Morte e Vida Severina
— O meu nome é Severino, como não tenho outro de pia.
Como há muitos Severinos, que é santo de romaria, deram então de me chamar Severino de Maria como há muitos Severinos com mães chamadas Maria, fiquei sendo o da Maria do finado Zacarias.
Mais isso ainda diz pouco: há muitos na freguesia, por causa de um coronel que se chamou Zacarias e que foi o mais antigo senhor desta sesmaria.
Como então dizer quem falo ora a Vossas Senhorias? Vejamos: é o Severino da Maria do Zacarias, lá da serra da Costela, limites da Paraíba.
Mas isso ainda diz pouco: se ao menos mais cinco havia com nome de Severino filhos de tantas Marias mulheres de outros tantos, já finados, Zacarias, vivendo na mesma serra magra e ossuda em que eu vivia.
Somos muitos Severinos iguais em tudo na vida:
na mesma cabeça grande que a custo é que se equilibra, no mesmo ventre crescido sobre as mesmas pernas finas e iguais também porque o sangue, que usamos tem pouca tinta.
E se somos Severinos iguais em tudo na vida, morremos de morte igual, mesma morte severina: que é a morte de que se morre de velhice antes dos trinta, de emboscada antes dos vinte de fome um pouco por dia (de fraqueza e de doença é que a morte severina ataca em qualquer idade, e até gente não nascida).
Somos muitos Severinos iguais em tudo e na sina: a de abrandar estas pedras suando-se muito em cima, a de tentar despertar terra sempre mais extinta, a de querer arrancar alguns roçado da cinza.
(...)
— A quem estais carregando, irmãos das almas, embrulhado nessa rede? dizei que eu saiba. — A um defunto de nada, irmão das almas, que há muitas horas viaja à sua morada.

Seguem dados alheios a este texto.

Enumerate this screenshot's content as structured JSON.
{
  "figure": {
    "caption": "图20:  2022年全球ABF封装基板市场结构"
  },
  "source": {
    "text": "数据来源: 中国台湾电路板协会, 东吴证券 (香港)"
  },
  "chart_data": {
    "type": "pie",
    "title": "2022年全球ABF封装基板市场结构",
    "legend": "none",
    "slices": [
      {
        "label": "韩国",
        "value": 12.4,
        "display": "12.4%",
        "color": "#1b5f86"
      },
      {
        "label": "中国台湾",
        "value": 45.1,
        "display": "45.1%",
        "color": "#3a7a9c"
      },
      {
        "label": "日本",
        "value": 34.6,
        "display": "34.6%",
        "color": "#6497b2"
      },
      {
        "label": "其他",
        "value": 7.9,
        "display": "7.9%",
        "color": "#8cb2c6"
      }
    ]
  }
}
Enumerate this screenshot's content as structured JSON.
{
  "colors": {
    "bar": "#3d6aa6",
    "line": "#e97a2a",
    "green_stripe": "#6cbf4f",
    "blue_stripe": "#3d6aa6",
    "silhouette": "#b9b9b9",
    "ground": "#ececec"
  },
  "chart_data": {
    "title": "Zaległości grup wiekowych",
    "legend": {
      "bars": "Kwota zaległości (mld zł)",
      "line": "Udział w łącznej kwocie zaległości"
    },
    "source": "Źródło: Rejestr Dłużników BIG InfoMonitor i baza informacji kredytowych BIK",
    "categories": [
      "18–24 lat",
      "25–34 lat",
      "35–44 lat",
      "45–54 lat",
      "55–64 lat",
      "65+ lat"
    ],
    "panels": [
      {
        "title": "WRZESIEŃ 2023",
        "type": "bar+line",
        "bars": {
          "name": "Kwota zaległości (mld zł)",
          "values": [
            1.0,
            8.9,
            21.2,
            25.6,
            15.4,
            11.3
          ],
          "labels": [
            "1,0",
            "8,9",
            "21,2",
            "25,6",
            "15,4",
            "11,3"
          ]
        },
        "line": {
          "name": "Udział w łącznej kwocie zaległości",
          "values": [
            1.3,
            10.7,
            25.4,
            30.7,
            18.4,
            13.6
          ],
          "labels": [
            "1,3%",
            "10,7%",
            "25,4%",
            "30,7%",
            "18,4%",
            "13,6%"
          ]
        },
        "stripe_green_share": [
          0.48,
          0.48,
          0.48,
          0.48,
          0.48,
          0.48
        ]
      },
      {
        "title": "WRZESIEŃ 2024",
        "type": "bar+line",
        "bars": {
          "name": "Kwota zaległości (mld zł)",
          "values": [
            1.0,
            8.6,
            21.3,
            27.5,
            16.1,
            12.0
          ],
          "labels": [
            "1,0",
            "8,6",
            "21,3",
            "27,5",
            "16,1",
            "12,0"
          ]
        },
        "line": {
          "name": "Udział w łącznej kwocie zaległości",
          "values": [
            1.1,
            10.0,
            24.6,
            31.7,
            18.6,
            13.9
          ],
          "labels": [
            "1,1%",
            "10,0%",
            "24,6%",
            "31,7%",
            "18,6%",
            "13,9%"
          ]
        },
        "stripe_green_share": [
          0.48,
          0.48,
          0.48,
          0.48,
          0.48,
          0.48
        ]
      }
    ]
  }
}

— E sabeis quem era ele, irmãos das almas, sabeis como ele se chama ou se chamava?
— Severino Lavrador, irmão das almas, Severino Lavrador, mas já não lavra.
— E de onde que o estais trazendo, irmãos das almas, onde foi que começou vossa jornada?
— Onde a caatinga é mais seca, irmão das almas, onde uma terra que não dá nem planta brava.
— E foi morrida essa morte, irmãos das almas, essa foi morte morrida ou foi matada?
— Até que não foi morrida, irmão das almas, esta foi morte matada, numa emboscada.
— E o que guardava a emboscada, irmão das almas e com que foi que o mataram, com faca ou bala?
— Este foi morto de bala, irmão das almas, mas garantido é de bala, mais longe vara.
— E quem foi que o emboscou, irmãos das almas, quem contra ele soltou essa ave-bala?
— Ali é difícil dizer, irmão das almas, sempre há uma bala voando desocupada.
— E o que havia ele feito irmãos das almas, e o que havia ele feito contra a tal pássara?
— Ter um hectares de terra, irmão das almas, de pedra e areia lavada que cultivava.
— Mas que roças que ele tinha, irmãos das almas que podia ele plantar na pedra avara?
— Nos magros lábios de areia, irmão das almas, os intervalos das pedras, plantava palha.
— E era grande sua lavoura, irmãos das almas, lavoura de muitas covas, tão cobiçada?
— Tinha somente dez quadras, irmão das almas, todas nos ombros da serra, nenhuma várzea.
— Mas então por que o mataram, irmãos das almas, mas então por que o mataram com espingarda?
— Queria mais espalhar-se, irmão das almas, queria voar mais livre essa ave-bala.
— E agora o que passará, irmãos das almas, o que é que acontecerá contra a espingarda?
— Mais campo tem para soltar, irmão das almas, tem mais onde fazer voar as filhas-bala.
— E onde o levais a enterrar, irmãos das almas, com a semente do chumbo que tem guardada?
— Ao cemitério de Torres, irmão das almas, que hoje se diz Toritama, de madrugada.
— E poderei ajudar, irmãos das almas? vou passar por Toritama, é minha estrada.
— Bem que poderá ajudar, irmão das almas, é irmão das almas quem ouve nossa chamada.
— E um de nós pode voltar, irmão das almas, pode voltar daqui mesmo para sua casa.
— Vou eu que a viagem é longa, irmãos das almas, é muito longa a viagem e a serra é alta.
— Mais sorte tem o defunto irmãos das almas, pois já não fará na volta a caminhada.
— Toritama não cai longe, irmãos das almas, seremos no campo santo de madrugada. — Partamos enquanto é noite irmãos das almas, que é o melhor lençol dos mortos noite fechada.